Bacteria that grow on medical implants have a siege mentality. They form biofilms, which function rather like castle walls. To undermine these walls, scientists have engineered a bacterium that produces and secretes enzymes that dissolve biofilm structures and kill biofilm bacteria. Once the engineered bacterium is injected near an infection site, it works like a microscopic sapper, breaking down defenses that would fend off antibiotics and elements of the immune system.
The scientists, who are affiliated with the Centre for Genomic Regulation (CRG) and Pulmobiotics, made a sapper out of Mycoplasma pneumoniae. Ordinarily, this bacterium is a human lung pathogen. However, it has attributes that make it a suitable recruit. It has a unique genetic code, which reduces the likelihood of gene transfer, and it lacks a cell wall, which allows it to express proteins that target peptidoglycans of pathogenic bacteria.
To ready M. pneumoniae for combat, the scientists stripped down the bacterium’s genome, removing its ability to cause disease. Then the scientists modified the genome to enhance the bacterium’s ability to secrete expressed factors, which, thanks to additional genome modification, included antibiofilm factors. Altogether, the modifications resulted in a “living medicine.”
The scientists tested their living medicine’s ability to treat Staphylococcus aureus–infected catheters in vitro, ex vivo, and in vivo. According to the scientists, the living medicine eliminated infections in all three scenarios. In addition, injecting the therapy under the skin of mice treated infections in 82% of the treated animals.
Detailed results appeared in the journal Molecular Systems Biology, in a paper titled, “Engineering a genome-reduced bacterium to eliminate Staphylococcus aureus biofilms in vivo.” In this paper, the scientists expressed optimism that living therapeutics could be developed that would eliminate the infections that grown on medical implants such as catheters, pacemakers, and prosthetic joints. These infections are highly resistant to antibiotics and account for 80% of all infections acquired in hospital settings.
“We first determined that removal of the pathogenic factors fully attenuated the chassis strain in vivo,” the article’s authors wrote. “We then designed synthetic promoters and identified an endogenous peptide signal sequence that, when fused to heterologous proteins, promotes efficient secretion. Based on this, we equipped the chassis strain with a genetic platform designed to secrete antibiofilm and bactericidal enzymes, resulting in a strain capable of dissolving Staphylococcus aureus biofilms.”
The new treatment specifically targets biofilms, colonies of bacterial cells that stick together on a surface. The surfaces of medical implants are ideal growing conditions for biofilms, where they form impenetrable structures that prevent antibiotics or the human immune system from destroying the bacteria embedded within. Biofilm-associated bacteria can be a thousand times more resistant to antibiotics than free-floating bacteria.
S. aureus is one of the most common species of biofilm-associated bacteria. S. aureus infections do not respond to conventional antibiotics, requiring patients to surgically remove any infected medical implants. Alternative therapies include the use of antibodies or enzymes, but these are broad-spectrum treatments that are highly toxic for normal tissues and cells, causing undesired side effects.
The authors of the study hypothesized that introducing living organisms that directly produce enzymes in the local vicinity of biofilms is a safer and cheaper way of treating infections. Bacteria are an ideal vector, as they have small genomes that can be modified using simple genetic manipulation.
The researchers’ immediate goal is to use the modified bacteria to treat biofilms building around breathing tubes, as M. pneumoniae is naturally adapted to the lung.
“Our technology, based on synthetic biology and live biotherapeutics, has been designed to meet all safety and efficacy standards for application in the lung, with respiratory diseases being one of the first targets,” said María Lluch, PhD, co-corresponding author of the study and CSO of Pulmobiotics. “Our next challenge is to address high-scale production and manufacturing, and we expect to start clinical trials in 2023.”

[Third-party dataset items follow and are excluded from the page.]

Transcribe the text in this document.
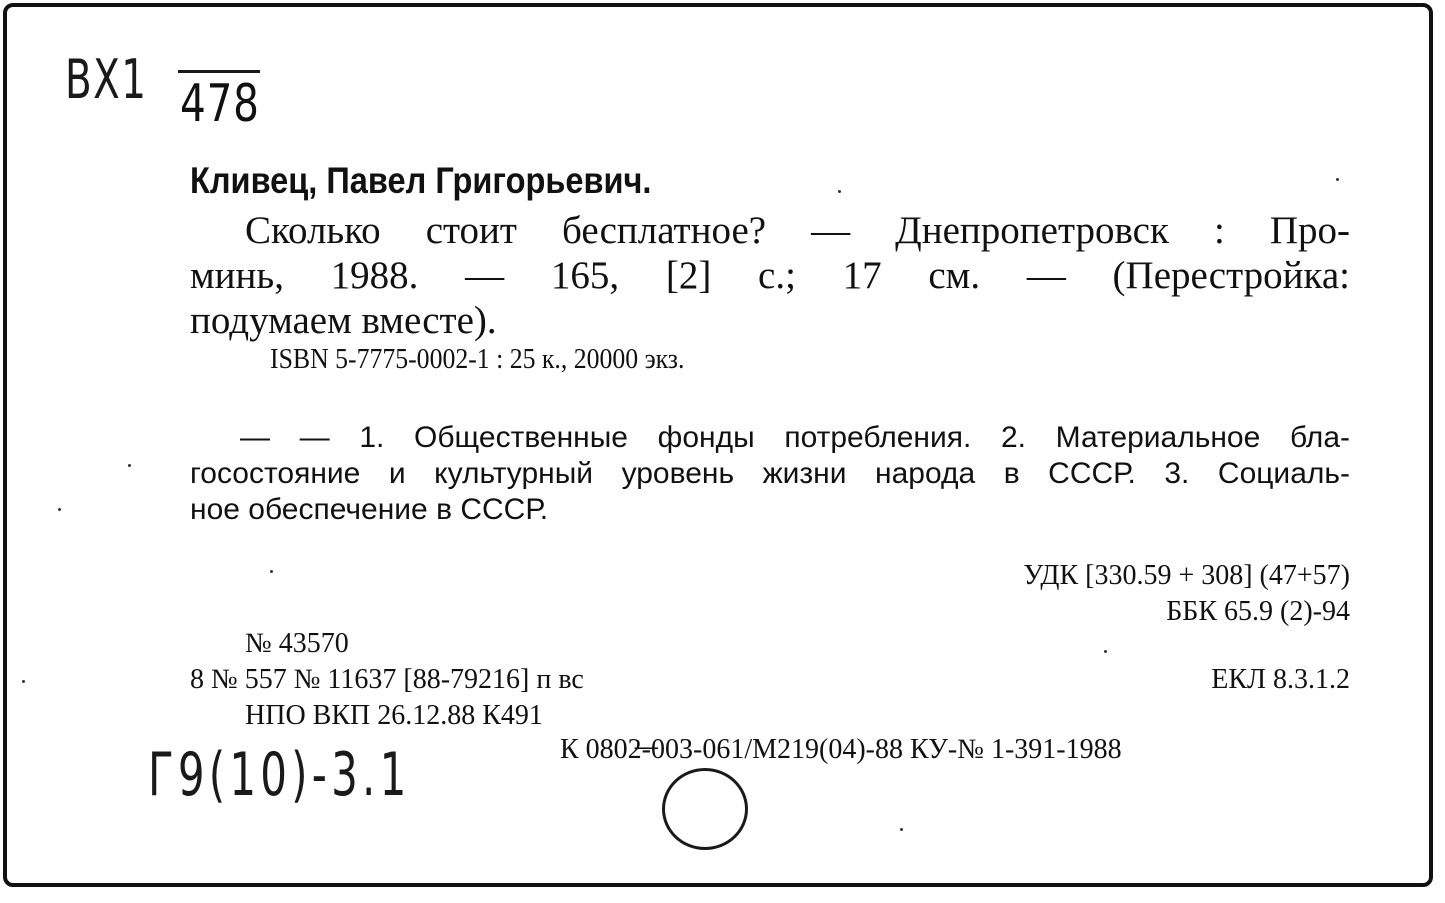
BX1 478
Кливец, Павел Григорьевич.
Сколько стоит бесплатное? — Днепропетровск : Про-
минь, 1988. — 165, [2] с.; 17 см. — (Перестройка:
подумаем вместе).
ISBN 5-7775-0002-1 : 25 к., 20000 экз.
— — 1. Общественные фонды потребления. 2. Материальное бла-
госостояние и культурный уровень жизни народа в СССР. 3. Социаль-
ное обеспечение в СССР.
УДК [330.59 + 308] (47+57)
ББК 65.9 (2)-94
ЕКЛ 8.3.1.2
№ 43570
8 № 557 № 11637 [88-79216] п вс
НПО ВКП 26.12.88 К491
К 0802̶-̶003-061/М219(04)-88 КУ-№ 1-391-1988
Г9(10)-3.1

The modified bacteria may also have long-term applications for other diseases. “Bacteria are ideal vehicles for ‘living medicine’ because they can carry any given therapeutic protein to treat the source of a disease,” noted ICREA research professor Luis Serrano, PhD, director of the CRG and co-author of the study. “One of the great benefits of the technology is that once they reach their destination, bacterial vectors offer continuous and localized production of the therapeutic molecule. Like any vehicle, our bacteria can be modified with different payloads that target different diseases, with potentially more applications in the future.”